Era lì dentro da 25 anni, li conosce tutti.

Li conosceva tutti.

Niente, bisogna reinventarsi a 40 anni. È dura ripartire da zero ad un’età in cui qualcosa dovresti già averla in mano. È dura tornare a casa la sera, sentire il bimbo piangere e trattenersi dal versare lacrime sul cuscino. Beppe è umano, non ce la fa. Piange per tutta la notte, non trova pace. In paese in tanti parlano del fattaccio, tutti dicono che Beppe ha ragione, nessuno fa niente. E allora tocca andar via, lavoro non ce n’è e non di sole belle parole può vivere un bimbo.

Il ragazzino, intanto, smette il berretto. Chioma bionda, di un disordine provvisorio e che ineluttabilmente tornerà nei ranghi. I garretti si muovono agili, Beppe li vede e si ricorda di quel giorno in cui tutto cambiò. Il piccoletto avrà avuto si e no 4 anni e sgambettava tra gli stand dell’autogrill. Difficile ricordare quale, sono quasi tutti uguali, soprattutto al nord, soprattutto se fuori imperversano autunno e nebbia, non necessariamente in quest’ordine. Suona il telefono, la brava e dolce Mary prosegue da sola la sua lieve caccia al piccoletto tra scaffali e improbabili confezioni regalo. Dall’altra parte del telefono una voce sconosciuta, quasi impercettibile nel casino di rustichelle e caffemacchiatiintazzagrandeconpannaaparte, tutto attaccato. Sanno tutto di lui, del suo dentro e fuori dal campo, dalla falegnameria e dal tribunale, che hanno un lavoretto umile per lui. Niente di che, ma tranquillo e sicuro. La voce rantola un indirizzo ed un orario, sono una cinquantina di chilometri di strade provinciali e comunali. Una faticaccia, vista la nebbia, ma o così o così. Il placcaggio di Mary intanto ha funzionato, il bimbo se ne sta buono tra le sue braccia, si parte subito. La coltre di nebbia è pesante, invalicabile, ma navigatore e un po’ di colpo d’occhio portano la macchina a riposare in un parcheggio distante dal centro. Centro, parliamone, è una frazione, saranno al massimo 2000 abitanti. L’indirizzo porta ad una minuscola panetteria. Cavolo, saranno le 4 del pomeriggio ma è bella piena. La famiglia entra, Beppe si annuncia, appare un vecchietto gentile ma dallo sguardo risoluto. “Vieni con me”. Non dice altro, poi si fa seguire, Beppe dietro a ruota. Vanno nel retro.
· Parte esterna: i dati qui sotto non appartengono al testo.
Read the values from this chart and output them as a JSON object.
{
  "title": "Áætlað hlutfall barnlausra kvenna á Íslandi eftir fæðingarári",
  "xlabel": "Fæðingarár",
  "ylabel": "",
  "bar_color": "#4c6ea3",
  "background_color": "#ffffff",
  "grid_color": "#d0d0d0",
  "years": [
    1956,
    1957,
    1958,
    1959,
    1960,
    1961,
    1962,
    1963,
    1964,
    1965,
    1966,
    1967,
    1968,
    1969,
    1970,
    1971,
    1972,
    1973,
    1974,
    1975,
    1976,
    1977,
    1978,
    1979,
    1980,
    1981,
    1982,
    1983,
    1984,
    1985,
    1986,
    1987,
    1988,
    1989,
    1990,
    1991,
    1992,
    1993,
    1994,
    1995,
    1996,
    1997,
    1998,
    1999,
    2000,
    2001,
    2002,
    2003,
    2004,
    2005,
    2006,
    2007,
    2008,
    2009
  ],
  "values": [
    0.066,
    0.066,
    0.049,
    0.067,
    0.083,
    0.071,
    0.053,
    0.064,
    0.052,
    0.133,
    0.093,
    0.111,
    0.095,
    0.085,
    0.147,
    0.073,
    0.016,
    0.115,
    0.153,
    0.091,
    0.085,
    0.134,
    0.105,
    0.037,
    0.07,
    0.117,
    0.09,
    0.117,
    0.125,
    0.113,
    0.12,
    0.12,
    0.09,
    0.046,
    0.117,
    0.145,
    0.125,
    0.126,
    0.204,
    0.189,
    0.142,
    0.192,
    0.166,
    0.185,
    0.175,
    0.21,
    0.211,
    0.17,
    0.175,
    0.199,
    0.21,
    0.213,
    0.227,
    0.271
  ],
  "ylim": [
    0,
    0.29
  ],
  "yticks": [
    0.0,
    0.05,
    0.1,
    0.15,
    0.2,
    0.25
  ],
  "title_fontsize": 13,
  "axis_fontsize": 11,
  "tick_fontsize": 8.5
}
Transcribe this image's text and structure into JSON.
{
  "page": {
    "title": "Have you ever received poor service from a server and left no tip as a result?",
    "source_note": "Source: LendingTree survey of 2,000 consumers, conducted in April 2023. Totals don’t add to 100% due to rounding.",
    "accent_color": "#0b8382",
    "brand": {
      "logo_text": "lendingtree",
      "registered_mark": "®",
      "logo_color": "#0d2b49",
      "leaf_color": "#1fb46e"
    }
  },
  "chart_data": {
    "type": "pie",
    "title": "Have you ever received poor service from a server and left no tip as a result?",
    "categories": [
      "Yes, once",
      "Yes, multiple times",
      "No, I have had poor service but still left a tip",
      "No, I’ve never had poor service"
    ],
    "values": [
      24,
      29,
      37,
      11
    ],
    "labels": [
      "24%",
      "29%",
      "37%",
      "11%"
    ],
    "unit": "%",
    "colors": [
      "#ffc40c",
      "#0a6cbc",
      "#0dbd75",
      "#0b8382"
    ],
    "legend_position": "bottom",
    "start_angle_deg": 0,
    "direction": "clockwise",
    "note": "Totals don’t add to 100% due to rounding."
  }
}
“Ragazzo, mi hanno detto che tu te ne intendi di legname, giusto?”

“Diciamo di si..cosa devo fare?”

“Ah, una cosetta tranquilla. Siamo tra i pochi che hanno ancora il forno a legna qui nei dintorni, io sono troppo vecchio per procurarmene di buona e i miei figli fanno altro. Ecco perché ho pensato a te. Te la senti, ragazzo?”

Beppe non se l’aspettava. Si è visto davanti falegnami con le mani nodose, piloni lanciati in velocità, aperture che placcano. Ha cambiato pannolini, diviso birre con sconosciuti in fredde notti nebbiose, ma mai si sarebbe aspettato che un vecchietto sorridente e con la voce lieve e grattugiata lo mettesse così alle corde. E senza apparente contatto. Ma accetta, diventa un dipendente de “La Casa del Pane” del signor Gabriele e non ci pensa troppo. Mai davanti, mai a contatto diretto con le siorette del paesino, che poi magari si spaventano e non fanno più la pasta al forno più buona del mondo. Dietro, tra legna, fuoco e levatacce a procurare materia prima buona. Impara anche ad impastare, il vecchietto lo prende con sé e gli insegna il mestiere, poco alla volta, ma il ragazzo impara in fretta.

Una mattina di dicembre suona il telefono. È lui.

“Ragazzo, ho una consegna da farti fare. Vieni al negozio. E porta il bimbo”.

Richiesta strana, che c’entra il bambino?

Ne parla anche a Mary, il bimbo ascolta e non sente più ragioni.

“Papà, voglio venire con te!”

Ciao, vince a mani basse. Il vecchio Giovanni li aspetta al solito parcheggio, un gran sacco a terra. “Porta tutto a questo indirizzo, ci vediamo domani”

“Domani? Signor Gabriele, il furgone glielo porto fra un’ora”

“Non preoccuparti, vai tranquillo e portami tutto domani”.

Il bimbo si mette la cintura e se ne sta lì, buono e tranquillo. Beppe si chiede spesso da chi abbia mai preso ‘sto ragazzino, visto che a 4 anni lui già vantava ginocchia sbucciate e gomiti scorticati ovunque. Poi arriva all’indirizzo.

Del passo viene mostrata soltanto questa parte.